Splendour in the Grass should be the subject of an independent inquiry covering the ecological, safety and social impacts of the troubled festival, a Byron Councillor says.
As the Department of Planning continues to investigate North Byron Parkland’s traffic safety breaches during the rain-soaked event, Independent councillor, Cate Coorey, is calling for a far-reaching, independent review of the entire festival.
Cr Coorey has moved a motion, to be debated at this week’s Council meeting, proposing that Council write to Planning Minister, Anthony Roberts, expressing its serious concerns about the event and requesting that he initiate the review.
It would include the event’s ‘ecological, health and safety, social, public amenity, and business impacts, and any other impacts on the Shire’.
‘Several resolutions of Council have expressed multiple concerns surrounding the approval process and the final permanent approval given to the owners to hold increasingly large and more frequent events at the site,’ Cr Coorey said in her Notice of Motion.
‘Council never supported the use of the site, as per the 2019 approval determined by the Independent Planning Commission… and does not currently support it.’
Cr Coorey put forward a wide-ranging list of concerns including the health and safety issues that have occurred at the event.
Social media posts from the festival’s Facebook page is also included.
Exacerbating these, and other concerns, was the fact that the organisers of the festival have effectively been made responsible for monitoring their own compliance with the conditions of consent relating to the site.
Cr Coorey’s motion included a proposal that Council seek community feedback regarding the impacts of the event.
However, in a response to the Notice of Motion, Council’s Head of Planning, Shannon Burt, said that this was the responsibility of the North Byron Parkland’s Regulatory Working Group (RWG), which had been ‘operating for many years to review environmental management and community relations’.
She pointed to the minutes of the group’s most recent meeting, declaring that ‘an update to the RWG was provided at that meeting on the plans for STIG’.

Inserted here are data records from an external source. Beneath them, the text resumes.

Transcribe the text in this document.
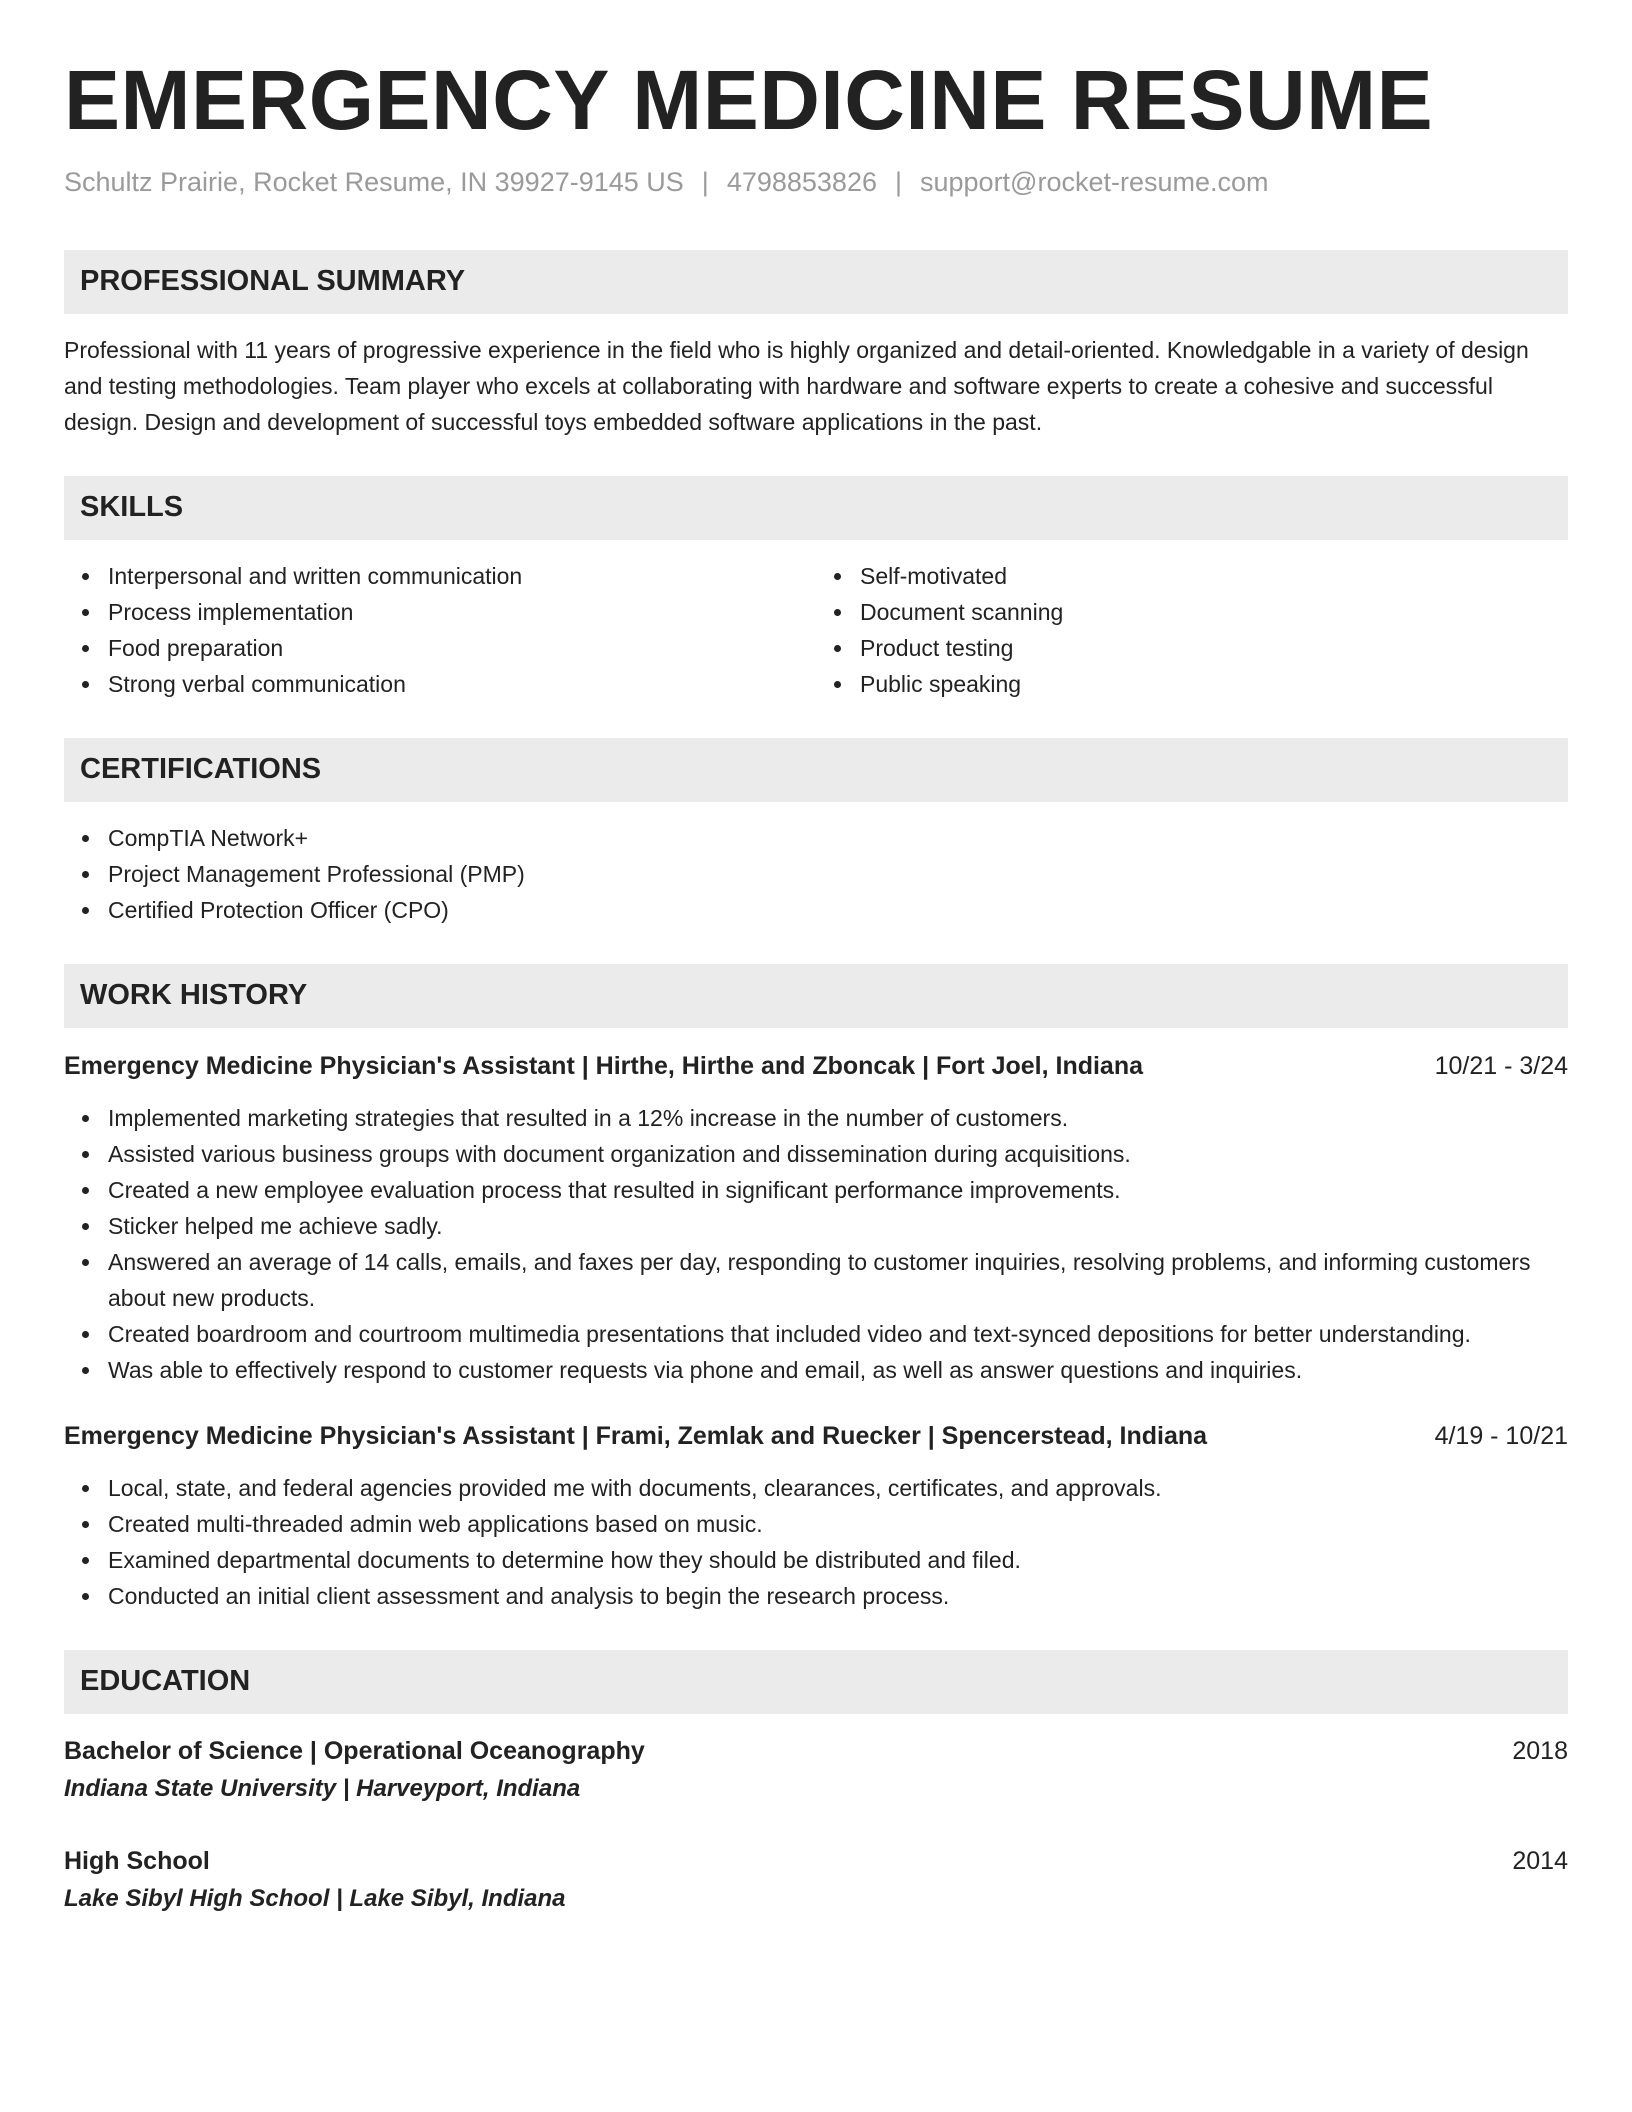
EMERGENCY MEDICINE RESUME
Schultz Prairie, Rocket Resume, IN 39927-9145 US | 4798853826 | support@rocket-resume.com
PROFESSIONAL SUMMARY

Professional with 11 years of progressive experience in the field who is highly organized and detail-oriented. Knowledgable in a variety of design and testing methodologies. Team player who excels at collaborating with hardware and software experts to create a cohesive and successful design. Design and development of successful toys embedded software applications in the past.

SKILLS
Interpersonal and written communication
Process implementation
Food preparation
Strong verbal communication
Self-motivated
Document scanning
Product testing
Public speaking
CERTIFICATIONS
CompTIA Network+
Project Management Professional (PMP)
Certified Protection Officer (CPO)
WORK HISTORY
Emergency Medicine Physician's Assistant | Hirthe, Hirthe and Zboncak | Fort Joel, Indiana	10/21 - 3/24
Implemented marketing strategies that resulted in a 12% increase in the number of customers.
Assisted various business groups with document organization and dissemination during acquisitions.
Created a new employee evaluation process that resulted in significant performance improvements.
Sticker helped me achieve sadly.
Answered an average of 14 calls, emails, and faxes per day, responding to customer inquiries, resolving problems, and informing customers about new products.
Created boardroom and courtroom multimedia presentations that included video and text-synced depositions for better understanding.
Was able to effectively respond to customer requests via phone and email, as well as answer questions and inquiries.
Emergency Medicine Physician's Assistant | Frami, Zemlak and Ruecker | Spencerstead, Indiana	4/19 - 10/21
Local, state, and federal agencies provided me with documents, clearances, certificates, and approvals.
Created multi-threaded admin web applications based on music.
Examined departmental documents to determine how they should be distributed and filed.
Conducted an initial client assessment and analysis to begin the research process.
EDUCATION
Bachelor of Science | Operational Oceanography	2018
Indiana State University | Harveyport, Indiana
High School	2014
Lake Sibyl High School | Lake Sibyl, Indiana
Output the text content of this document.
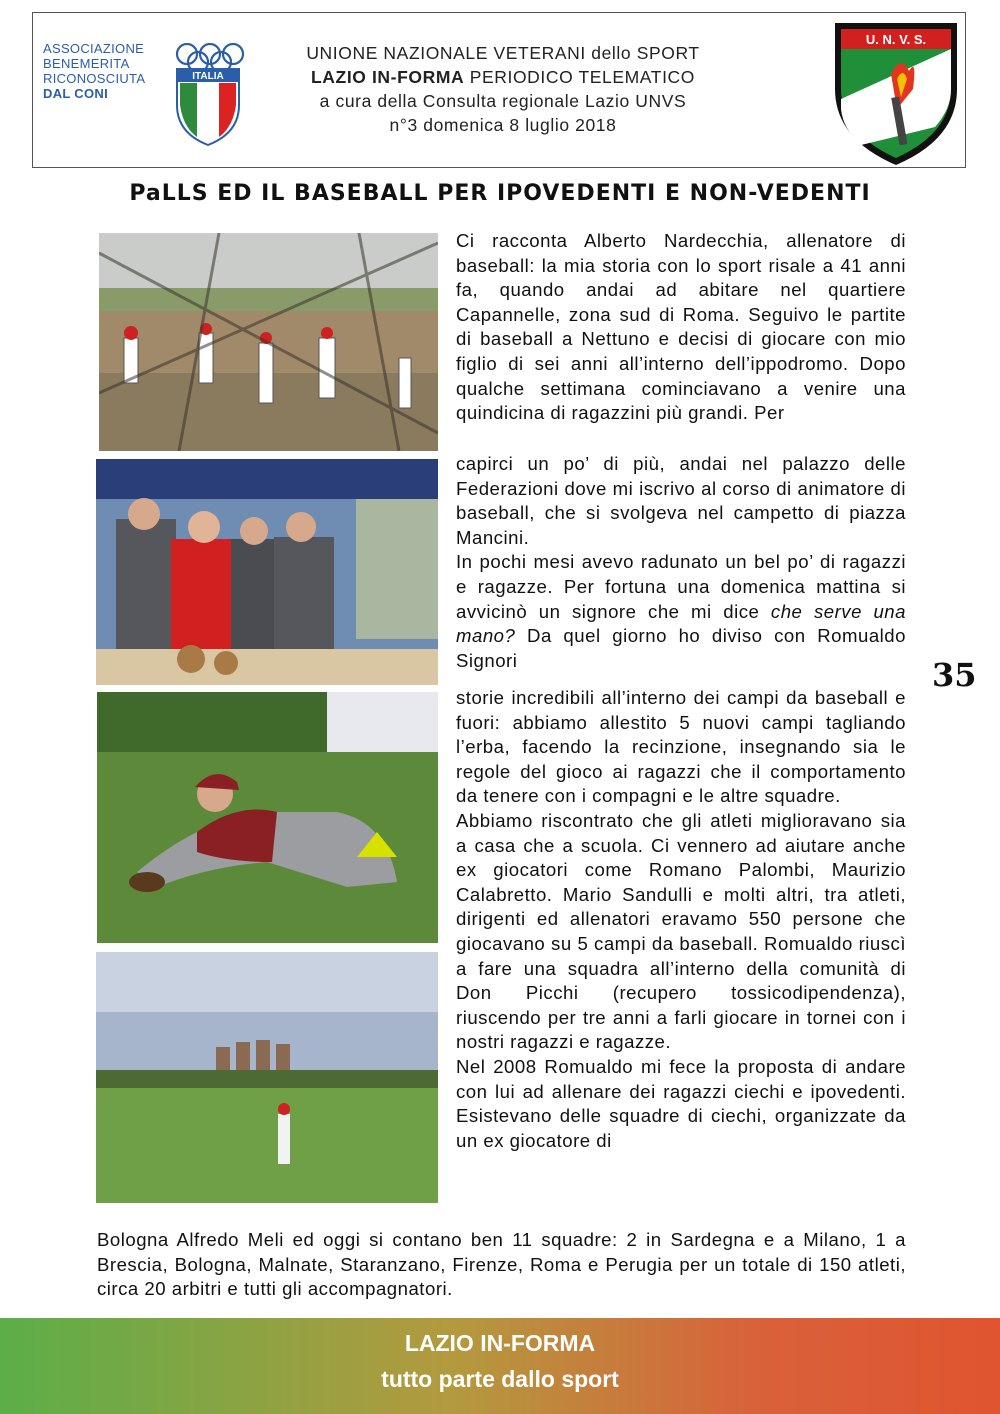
ASSOCIAZIONE
BENEMERITA
RICONOSCIUTA
DAL CONI
ITALIA
UNIONE NAZIONALE VETERANI dello SPORT
LAZIO IN-FORMA PERIODICO TELEMATICO
a cura della Consulta regionale Lazio UNVS
n°3 domenica 8 luglio 2018
U. N. V. S.
PaLLS ED IL BASEBALL PER IPOVEDENTI E NON-VEDENTI

Ci racconta Alberto Nardecchia, allenatore di baseball: la mia storia con lo sport risale a 41 anni fa, quando andai ad abitare nel quartiere Capannelle, zona sud di Roma. Seguivo le partite di baseball a Nettuno e decisi di giocare con mio figlio di sei anni all’interno dell’ippodromo. Dopo qualche settimana cominciavano a venire una quindicina di ragazzini più grandi. Per

capirci un po’ di più, andai nel palazzo delle Federazioni dove mi iscrivo al corso di animatore di baseball, che si svolgeva nel campetto di piazza Mancini.

In pochi mesi avevo radunato un bel po’ di ragazzi e ragazze. Per fortuna una domenica mattina si avvicinò un signore che mi dice che serve una mano? Da quel giorno ho diviso con Romualdo Signori

storie incredibili all’interno dei campi da baseball e fuori: abbiamo allestito 5 nuovi campi tagliando l’erba, facendo la recinzione, insegnando sia le regole del gioco ai ragazzi che il comportamento da tenere con i compagni e le altre squadre.

Abbiamo riscontrato che gli atleti miglioravano sia a casa che a scuola. Ci vennero ad aiutare anche ex giocatori come Romano Palombi, Maurizio Calabretto. Mario Sandulli e molti altri, tra atleti, dirigenti ed allenatori eravamo 550 persone che giocavano su 5 campi da baseball. Romualdo riuscì a fare una squadra all’interno della comunità di Don Picchi (recupero tossicodipendenza), riuscendo per tre anni a farli giocare in tornei con i nostri ragazzi e ragazze.

Nel 2008 Romualdo mi fece la proposta di andare con lui ad allenare dei ragazzi ciechi e ipovedenti. Esistevano delle squadre di ciechi, organizzate da un ex giocatore di

Bologna Alfredo Meli ed oggi si contano ben 11 squadre: 2 in Sardegna e a Milano, 1 a Brescia, Bologna, Malnate, Staranzano, Firenze, Roma e Perugia per un totale di 150 atleti, circa 20 arbitri e tutti gli accompagnatori.

35
LAZIO IN-FORMA
tutto parte dallo sport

However, far from indicating that the RWG was properly undertaking its oversight function, the minutes suggest the opposite.
Flooding not tabled
Despite being held on May 20, less than three months after the worst flood in the region’s recorded history, the minutes make no mention of possible flooding on the Parklands site, something which proved to be a major problem during the course of the festival.
Ms Burt also said that the RWG provided ‘the most immediate forum to receive and give feedback to the organisers of STIG’.
However, former members of the committee itself have indicated that, far from being an effective forum for providing feedback, the conduct of the group, both in policy and in practice, has limited the provision of effective feedback and criticism.